她一踏進去,便將包裹在頭上帳幔內夾帶的掛墜丟給那老闆。布莊老闆沒有細問,反正就是先前青樓的事,整條街都傳遍了。

他見到那玉墜價值不菲,便也沒有阻攔,阿妍這才徑自扯下一套成衣,快速地往身上套去。

***

燕國國都的城門晚上基本上沒有關閉,只因一些住在城內的漁民都是起早貪黑得進出,遇到天氣風向,每月潮漲潮落的規律,這裡生活的人常常有不同的出海歸航時間。

今日的城門有了緊急狀況,那些守門士兵一收到上頭指令,便速速將城門全面得關閉了起來。

有些士兵正將厚重的城門攏緊,有的忙著收起門前護城河的吊橋,還有一些,則阻攔著那些有些不滿還想出去謀生的漁民。

阿妍在城門外的不遠處望著那邊忙碌的人們,雙脣噙了一抹淺笑,還好自己早一步出城,再緩一步便插翅難飛。

此時她蜷坐在一塊木板上面,用手使勁撐扶著地面身體向前行駛,那塊木板下的輪子便開始轉動起來,帶動上面的阿妍緩慢得繼續朝前行去。
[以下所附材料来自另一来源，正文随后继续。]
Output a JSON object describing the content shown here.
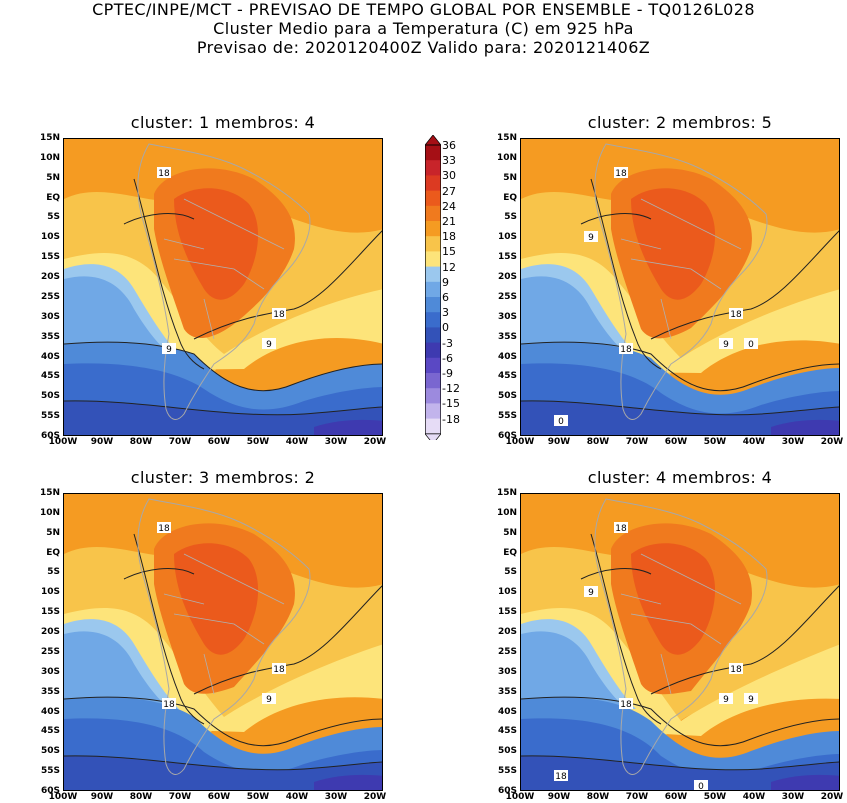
{
  "header": {
    "line1": "CPTEC/INPE/MCT - PREVISAO DE TEMPO GLOBAL POR ENSEMBLE - TQ0126L028",
    "line2": "Cluster Medio para a Temperatura (C) em 925 hPa",
    "line3": "Previsao de: 2020120400Z    Valido para: 2020121406Z"
  },
  "lat_ticks": [
    "15N",
    "10N",
    "5N",
    "EQ",
    "5S",
    "10S",
    "15S",
    "20S",
    "25S",
    "30S",
    "35S",
    "40S",
    "45S",
    "50S",
    "55S",
    "60S"
  ],
  "lon_ticks": [
    "100W",
    "90W",
    "80W",
    "70W",
    "60W",
    "50W",
    "40W",
    "30W",
    "20W"
  ],
  "colorbar": {
    "labels": [
      "36",
      "33",
      "30",
      "27",
      "24",
      "21",
      "18",
      "15",
      "12",
      "9",
      "6",
      "3",
      "0",
      "-3",
      "-6",
      "-9",
      "-12",
      "-15",
      "-18"
    ],
    "colors": [
      "#a50f15",
      "#c8242a",
      "#dc3a22",
      "#eb5a1c",
      "#f07a1e",
      "#f59b22",
      "#f8c44a",
      "#fde47a",
      "#9bc8ee",
      "#70a8e6",
      "#4f8ad8",
      "#3a6ccc",
      "#3352b8",
      "#3e3ab0",
      "#5a48c4",
      "#7a66d0",
      "#9c8ade",
      "#c2b4ec",
      "#e6dcf6"
    ]
  },
  "panels": [
    {
      "title": "cluster: 1   membros: 4",
      "contour_labels": [
        "18",
        "18",
        "9",
        "9"
      ]
    },
    {
      "title": "cluster: 2   membros: 5",
      "contour_labels": [
        "18",
        "18",
        "18",
        "9",
        "9",
        "0",
        "0"
      ]
    },
    {
      "title": "cluster: 3   membros: 2",
      "contour_labels": [
        "18",
        "18",
        "18",
        "9"
      ]
    },
    {
      "title": "cluster: 4   membros: 4",
      "contour_labels": [
        "18",
        "18",
        "18",
        "9",
        "9",
        "9",
        "18",
        "0"
      ]
    }
  ]
}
她一身破舊乞丐服裝,頭髮更加凌亂打結,甚至還有泥土汙垢凝固著。而蜷坐在木板上面的腿,亦是得益於這個身子的柔韌,竟能掰放成有些扭曲的姿勢,讓外人看起來就像骨骼已經畸形怪異的一個廢人。

其實阿妍的這個盤腿看起來很怪異,但是在瑜伽中經常能碰見。她就是靠這身扮相順利得出了城,心中默默感激著那個讓給她“代步工具”的可憐乞丐,當然那個癱子其實也不吃虧,她可是用一個金髮冠和他換的。

阿妍繼續努力地朝前滑去,滑得很緩慢,此刻後方傳來震耳欲聾的馬蹄聲,阿妍趕忙向官道一邊靠去,生怕別人認出,也擔心路過的馬蹄會踢踹到她。

所幸那些匆匆而過的官兵,沒有一個人在意不起眼慢慢往前挪動的她。

阿妍望著他們的背影,為自己扮成殘廢乞丐而躲過一關暗暗慶幸著,誰會知道逃跑的人反用最慢的速度前進,甚至還留在城門口的附近呢?

她心中小小得意,卻也不敢多做停留,繼續向前滑去,但是後背的疼痛越來越明顯,她不得不緊緊咬住牙關強忍著。

那是之前出城門時,城門口的一個勢力守衛見她挪得慢,便狠狠地踹了她一腳。所幸她反應快,側轉過頭俯低身軀,這才讓後背受了些傷。

她又一次撫上腹部,心中感謝上蒼沒讓那一腳傷到她的寶貝,阿妍此時什麼也不求,只求這個寶貝能平平安安。